Quels sont les points de progression sur lesquels vous travaillez ? 

On travaille à l’amélioration des qualités organoleptiques des produits et à leur adaptation aux attentes des clients qui varient d’un continent à l’autre. Nous regardons aussi comment rendre notre production plus performante pour assurer un coût final acceptable, car les clients ne sont pas prêts à payer plus cher que de la viande pour un substitut végétal. La prise en compte des attentes des clients est très importante : notre constat de départ a d’ailleurs été que lorsqu’ils achètent de poulet, les consommateurs apprécient tout particulièrement les filets. Or, dans les rayons de la grande distribution, les marques de substituts végétaux n’en proposent pas. D’où notre idée de lancer un produit en adéquation avec ce que veulent les clients : un filet végétal aux mêmes caractéristique qu’un filet carné. 

Sur quels projets travaillez-vous actuellement ? 

C’est délicat d’en parler aujourd’hui pour une question de concurrence. Mais nous allons sans doute annoncer prochainement des nouveautés. Il faut savoir que l’umisation est en mesure de produire des imitations d’autres viandes ou de poisson et qu’elle peut accepter d’autres ingrédients que ceux que nous utilisons à présent. Le potentiel est donc très important. 

Quelle est votre stratégie commerciale ? 

Nous avons constaté qu’il y a beaucoup de marques de substituts végétaux sur le marché, mais les produits ne correspondent pas toujours aux attentes des clients. Donc, plutôt que de se lancer avec notre propre marque, nous préférons proposer nos produits aux industriels, y compris les fabricants de plats préparés. Nous sommes une société technologique et nous voulons garder cette spécificité et cette différence par rapport aux concurrents. Nous sommes présents en restauration en Italie, aux Pays-Bas, en Belgique et en Suisse, et en grande surface dans la chaîne suisse Coop. Dans ce pays, nous avons fait une exception puisque le distributeur FFF Fresh & Frozen Food a choisi de lancer les filets végétaux sous notre propre marque pour accroître notre notoriété. 
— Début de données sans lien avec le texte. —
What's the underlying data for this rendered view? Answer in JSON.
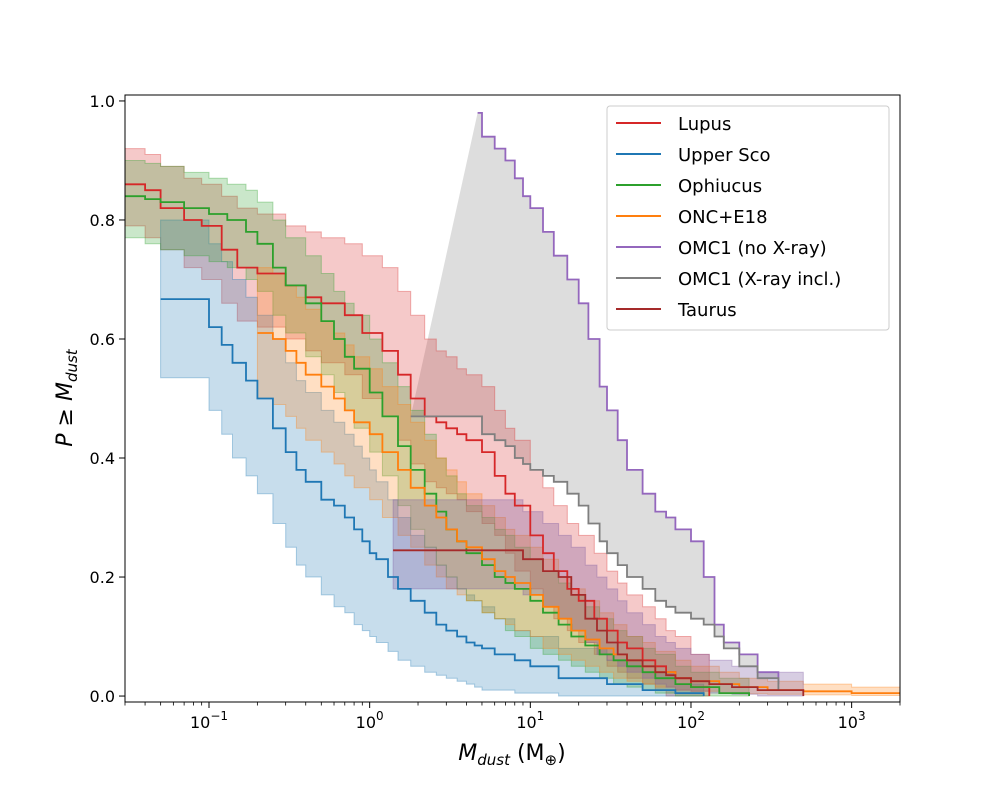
{
  "chart_data": {
    "type": "line",
    "title": "",
    "xlabel": {
      "main": "M",
      "sub": "dust",
      "unit_open": " (M",
      "unit_sub": "⊕",
      "unit_close": ")"
    },
    "ylabel": {
      "main": "P ≥ M",
      "sub": "dust"
    },
    "xscale": "log",
    "xlim": [
      0.03,
      2000
    ],
    "ylim": [
      -0.01,
      1.01
    ],
    "x_ticks": [
      {
        "value": 0.1,
        "base": "10",
        "exp": "−1"
      },
      {
        "value": 1,
        "base": "10",
        "exp": "0"
      },
      {
        "value": 10,
        "base": "10",
        "exp": "1"
      },
      {
        "value": 100,
        "base": "10",
        "exp": "2"
      },
      {
        "value": 1000,
        "base": "10",
        "exp": "3"
      }
    ],
    "y_ticks": [
      {
        "value": 0.0,
        "label": "0.0"
      },
      {
        "value": 0.2,
        "label": "0.2"
      },
      {
        "value": 0.4,
        "label": "0.4"
      },
      {
        "value": 0.6,
        "label": "0.6"
      },
      {
        "value": 0.8,
        "label": "0.8"
      },
      {
        "value": 1.0,
        "label": "1.0"
      }
    ],
    "grid": false,
    "legend_position": "top-right",
    "series": [
      {
        "name": "Lupus",
        "color": "#d62728",
        "band_color": "#d62728",
        "band_opacity": 0.25,
        "x": [
          0.03,
          0.04,
          0.05,
          0.07,
          0.09,
          0.12,
          0.15,
          0.2,
          0.3,
          0.4,
          0.5,
          0.7,
          0.9,
          1.2,
          1.5,
          1.8,
          2.2,
          2.6,
          3,
          3.5,
          4,
          5,
          6,
          7,
          8,
          10,
          12,
          14,
          17,
          20,
          25,
          30,
          35,
          40,
          50,
          60,
          70,
          80,
          100,
          130
        ],
        "y": [
          0.86,
          0.85,
          0.82,
          0.8,
          0.79,
          0.75,
          0.72,
          0.71,
          0.69,
          0.67,
          0.66,
          0.64,
          0.61,
          0.58,
          0.54,
          0.5,
          0.47,
          0.46,
          0.45,
          0.44,
          0.43,
          0.41,
          0.37,
          0.34,
          0.32,
          0.27,
          0.24,
          0.21,
          0.18,
          0.16,
          0.13,
          0.11,
          0.09,
          0.08,
          0.06,
          0.05,
          0.04,
          0.03,
          0.015,
          0.0
        ],
        "lower": [
          0.79,
          0.77,
          0.75,
          0.72,
          0.7,
          0.66,
          0.63,
          0.62,
          0.6,
          0.58,
          0.56,
          0.54,
          0.5,
          0.47,
          0.43,
          0.39,
          0.36,
          0.35,
          0.34,
          0.33,
          0.31,
          0.29,
          0.27,
          0.24,
          0.21,
          0.18,
          0.15,
          0.13,
          0.11,
          0.09,
          0.07,
          0.05,
          0.04,
          0.03,
          0.02,
          0.01,
          0.0,
          0.0,
          0.0,
          0.0
        ],
        "upper": [
          0.92,
          0.91,
          0.89,
          0.87,
          0.86,
          0.84,
          0.82,
          0.81,
          0.79,
          0.78,
          0.77,
          0.76,
          0.74,
          0.72,
          0.68,
          0.64,
          0.6,
          0.58,
          0.57,
          0.55,
          0.54,
          0.52,
          0.48,
          0.45,
          0.43,
          0.38,
          0.35,
          0.32,
          0.29,
          0.27,
          0.24,
          0.21,
          0.19,
          0.17,
          0.15,
          0.13,
          0.11,
          0.1,
          0.07,
          0.04
        ]
      },
      {
        "name": "Upper Sco",
        "color": "#1f77b4",
        "band_color": "#1f77b4",
        "band_opacity": 0.25,
        "x": [
          0.05,
          0.06,
          0.07,
          0.08,
          0.09,
          0.1,
          0.12,
          0.14,
          0.17,
          0.2,
          0.25,
          0.3,
          0.35,
          0.4,
          0.5,
          0.6,
          0.7,
          0.8,
          0.9,
          1.0,
          1.1,
          1.3,
          1.5,
          1.8,
          2.2,
          2.6,
          3,
          3.5,
          4,
          4.5,
          5,
          6,
          8,
          10,
          15,
          30,
          50,
          80,
          120
        ],
        "y": [
          0.667,
          0.667,
          0.667,
          0.667,
          0.667,
          0.62,
          0.59,
          0.56,
          0.53,
          0.5,
          0.45,
          0.41,
          0.38,
          0.36,
          0.33,
          0.32,
          0.3,
          0.28,
          0.26,
          0.24,
          0.23,
          0.2,
          0.18,
          0.16,
          0.14,
          0.12,
          0.11,
          0.1,
          0.09,
          0.085,
          0.08,
          0.07,
          0.06,
          0.05,
          0.03,
          0.02,
          0.01,
          0.005,
          0.0
        ],
        "lower": [
          0.535,
          0.535,
          0.535,
          0.535,
          0.535,
          0.48,
          0.44,
          0.4,
          0.37,
          0.34,
          0.29,
          0.25,
          0.22,
          0.2,
          0.17,
          0.15,
          0.14,
          0.12,
          0.11,
          0.1,
          0.09,
          0.075,
          0.06,
          0.05,
          0.04,
          0.035,
          0.03,
          0.025,
          0.02,
          0.015,
          0.01,
          0.01,
          0.005,
          0.005,
          0.0,
          0.0,
          0.0,
          0.0,
          0.0
        ],
        "upper": [
          0.8,
          0.8,
          0.8,
          0.8,
          0.8,
          0.76,
          0.73,
          0.7,
          0.67,
          0.64,
          0.6,
          0.56,
          0.53,
          0.51,
          0.48,
          0.46,
          0.44,
          0.42,
          0.4,
          0.38,
          0.36,
          0.33,
          0.3,
          0.27,
          0.25,
          0.22,
          0.2,
          0.18,
          0.17,
          0.16,
          0.15,
          0.13,
          0.11,
          0.1,
          0.08,
          0.06,
          0.04,
          0.02,
          0.01
        ]
      },
      {
        "name": "Ophiucus",
        "color": "#2ca02c",
        "band_color": "#2ca02c",
        "band_opacity": 0.25,
        "x": [
          0.03,
          0.04,
          0.05,
          0.07,
          0.1,
          0.13,
          0.17,
          0.2,
          0.25,
          0.3,
          0.4,
          0.5,
          0.6,
          0.7,
          0.8,
          1.0,
          1.2,
          1.5,
          1.8,
          2.2,
          2.6,
          3,
          3.5,
          4,
          5,
          6,
          7,
          8,
          10,
          12,
          15,
          18,
          22,
          27,
          33,
          40,
          50,
          60,
          80,
          100,
          150,
          230
        ],
        "y": [
          0.84,
          0.835,
          0.83,
          0.82,
          0.81,
          0.8,
          0.78,
          0.76,
          0.72,
          0.69,
          0.66,
          0.63,
          0.6,
          0.57,
          0.55,
          0.51,
          0.47,
          0.42,
          0.38,
          0.34,
          0.31,
          0.28,
          0.26,
          0.24,
          0.22,
          0.2,
          0.19,
          0.18,
          0.16,
          0.14,
          0.12,
          0.1,
          0.085,
          0.07,
          0.06,
          0.05,
          0.04,
          0.03,
          0.02,
          0.015,
          0.005,
          0.0
        ],
        "lower": [
          0.77,
          0.76,
          0.75,
          0.74,
          0.73,
          0.72,
          0.7,
          0.68,
          0.64,
          0.61,
          0.57,
          0.54,
          0.51,
          0.48,
          0.45,
          0.41,
          0.37,
          0.32,
          0.28,
          0.25,
          0.22,
          0.2,
          0.18,
          0.16,
          0.14,
          0.13,
          0.11,
          0.1,
          0.08,
          0.07,
          0.06,
          0.05,
          0.04,
          0.03,
          0.02,
          0.015,
          0.01,
          0.005,
          0.0,
          0.0,
          0.0,
          0.0
        ],
        "upper": [
          0.9,
          0.895,
          0.89,
          0.88,
          0.87,
          0.86,
          0.85,
          0.83,
          0.8,
          0.77,
          0.74,
          0.71,
          0.68,
          0.66,
          0.64,
          0.6,
          0.56,
          0.52,
          0.48,
          0.44,
          0.4,
          0.37,
          0.34,
          0.32,
          0.3,
          0.28,
          0.27,
          0.25,
          0.23,
          0.21,
          0.19,
          0.17,
          0.15,
          0.13,
          0.11,
          0.1,
          0.08,
          0.07,
          0.05,
          0.04,
          0.03,
          0.02
        ]
      },
      {
        "name": "ONC+E18",
        "color": "#ff7f0e",
        "band_color": "#ff7f0e",
        "band_opacity": 0.25,
        "x": [
          0.2,
          0.25,
          0.3,
          0.35,
          0.4,
          0.5,
          0.6,
          0.7,
          0.8,
          1.0,
          1.2,
          1.5,
          1.8,
          2.2,
          2.6,
          3,
          3.5,
          4,
          5,
          6,
          7,
          8,
          10,
          12,
          15,
          18,
          22,
          27,
          33,
          40,
          50,
          60,
          80,
          100,
          150,
          200,
          300,
          500,
          1000,
          2000
        ],
        "y": [
          0.61,
          0.6,
          0.58,
          0.56,
          0.54,
          0.52,
          0.5,
          0.48,
          0.46,
          0.44,
          0.41,
          0.38,
          0.35,
          0.32,
          0.3,
          0.28,
          0.26,
          0.25,
          0.23,
          0.21,
          0.2,
          0.19,
          0.17,
          0.15,
          0.13,
          0.11,
          0.095,
          0.08,
          0.07,
          0.06,
          0.05,
          0.04,
          0.03,
          0.025,
          0.02,
          0.015,
          0.01,
          0.008,
          0.005,
          0.003
        ],
        "lower": [
          0.5,
          0.49,
          0.47,
          0.45,
          0.43,
          0.41,
          0.39,
          0.37,
          0.35,
          0.33,
          0.3,
          0.27,
          0.25,
          0.22,
          0.2,
          0.18,
          0.17,
          0.16,
          0.14,
          0.13,
          0.12,
          0.11,
          0.1,
          0.08,
          0.07,
          0.06,
          0.05,
          0.04,
          0.03,
          0.025,
          0.02,
          0.015,
          0.01,
          0.008,
          0.005,
          0.004,
          0.003,
          0.002,
          0.001,
          0.0
        ],
        "upper": [
          0.72,
          0.71,
          0.69,
          0.67,
          0.65,
          0.63,
          0.61,
          0.59,
          0.57,
          0.55,
          0.52,
          0.49,
          0.46,
          0.43,
          0.4,
          0.38,
          0.36,
          0.34,
          0.32,
          0.3,
          0.28,
          0.27,
          0.25,
          0.23,
          0.2,
          0.18,
          0.16,
          0.14,
          0.12,
          0.1,
          0.09,
          0.075,
          0.06,
          0.05,
          0.04,
          0.03,
          0.025,
          0.02,
          0.015,
          0.01
        ]
      },
      {
        "name": "OMC1 (no X-ray)",
        "color": "#9467bd",
        "x": [
          4.7,
          5,
          6,
          7,
          8,
          9,
          10,
          12,
          14,
          17,
          20,
          23,
          27,
          30,
          35,
          40,
          50,
          60,
          70,
          80,
          100,
          120,
          140,
          160,
          200,
          260,
          350
        ],
        "y": [
          0.98,
          0.94,
          0.92,
          0.9,
          0.87,
          0.84,
          0.82,
          0.78,
          0.74,
          0.7,
          0.66,
          0.6,
          0.52,
          0.48,
          0.43,
          0.38,
          0.34,
          0.31,
          0.3,
          0.28,
          0.26,
          0.2,
          0.12,
          0.09,
          0.07,
          0.04,
          0.02
        ]
      },
      {
        "name": "OMC1 (X-ray incl.)",
        "color": "#7f7f7f",
        "band_color": "#c7c7c7",
        "band_opacity": 0.6,
        "x": [
          1.8,
          2.5,
          3.5,
          4.7,
          5,
          6,
          7,
          8,
          9,
          10,
          12,
          14,
          17,
          20,
          23,
          27,
          30,
          35,
          40,
          50,
          60,
          70,
          80,
          100,
          120,
          140,
          160,
          200,
          260,
          350
        ],
        "y": [
          0.47,
          0.47,
          0.47,
          0.47,
          0.44,
          0.43,
          0.42,
          0.4,
          0.39,
          0.38,
          0.37,
          0.36,
          0.34,
          0.32,
          0.29,
          0.26,
          0.24,
          0.22,
          0.2,
          0.18,
          0.16,
          0.15,
          0.14,
          0.13,
          0.12,
          0.1,
          0.08,
          0.05,
          0.03,
          0.01
        ]
      },
      {
        "name": "Taurus",
        "color": "#a52a2a",
        "band_color": "#7a5aa0",
        "band_opacity": 0.3,
        "x": [
          1.4,
          2,
          3,
          5,
          7,
          9,
          12,
          15,
          18,
          22,
          26,
          30,
          35,
          40,
          50,
          60,
          70,
          80,
          100,
          130,
          180,
          260,
          500
        ],
        "y": [
          0.245,
          0.245,
          0.245,
          0.245,
          0.245,
          0.23,
          0.21,
          0.2,
          0.17,
          0.13,
          0.11,
          0.09,
          0.07,
          0.06,
          0.05,
          0.04,
          0.035,
          0.03,
          0.025,
          0.02,
          0.015,
          0.01,
          0.0
        ],
        "lower": [
          0.18,
          0.18,
          0.18,
          0.18,
          0.18,
          0.17,
          0.15,
          0.13,
          0.11,
          0.09,
          0.07,
          0.06,
          0.05,
          0.04,
          0.03,
          0.02,
          0.015,
          0.01,
          0.008,
          0.005,
          0.003,
          0.0,
          0.0
        ],
        "upper": [
          0.33,
          0.33,
          0.33,
          0.33,
          0.33,
          0.31,
          0.29,
          0.27,
          0.25,
          0.22,
          0.2,
          0.18,
          0.16,
          0.14,
          0.12,
          0.1,
          0.09,
          0.08,
          0.07,
          0.06,
          0.05,
          0.04,
          0.02
        ]
      }
    ],
    "shaded_regions": [
      {
        "between": "OMC1 (X-ray incl.) / OMC1 (no X-ray)",
        "color": "#c7c7c7"
      }
    ]
  }
}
Disposez-vous de capacités industrielles suffisantes pour faire face à un lancement à grande échelle ? 

Notre site de région parisienne, certifié BRC, a une capacité de 100 tonnes par an, mais nous allons surtout nous appuyer sur notre site d’Alsace que nous avons racheté à Unilever et qui sera inauguré dans 6 mois. Dans sa configuration initiale, sa capacité sera de 7500 tonnes par an, et avec l’ajout de lignes supplémentaires, il pourra atteindre 22 000 tonnes par an.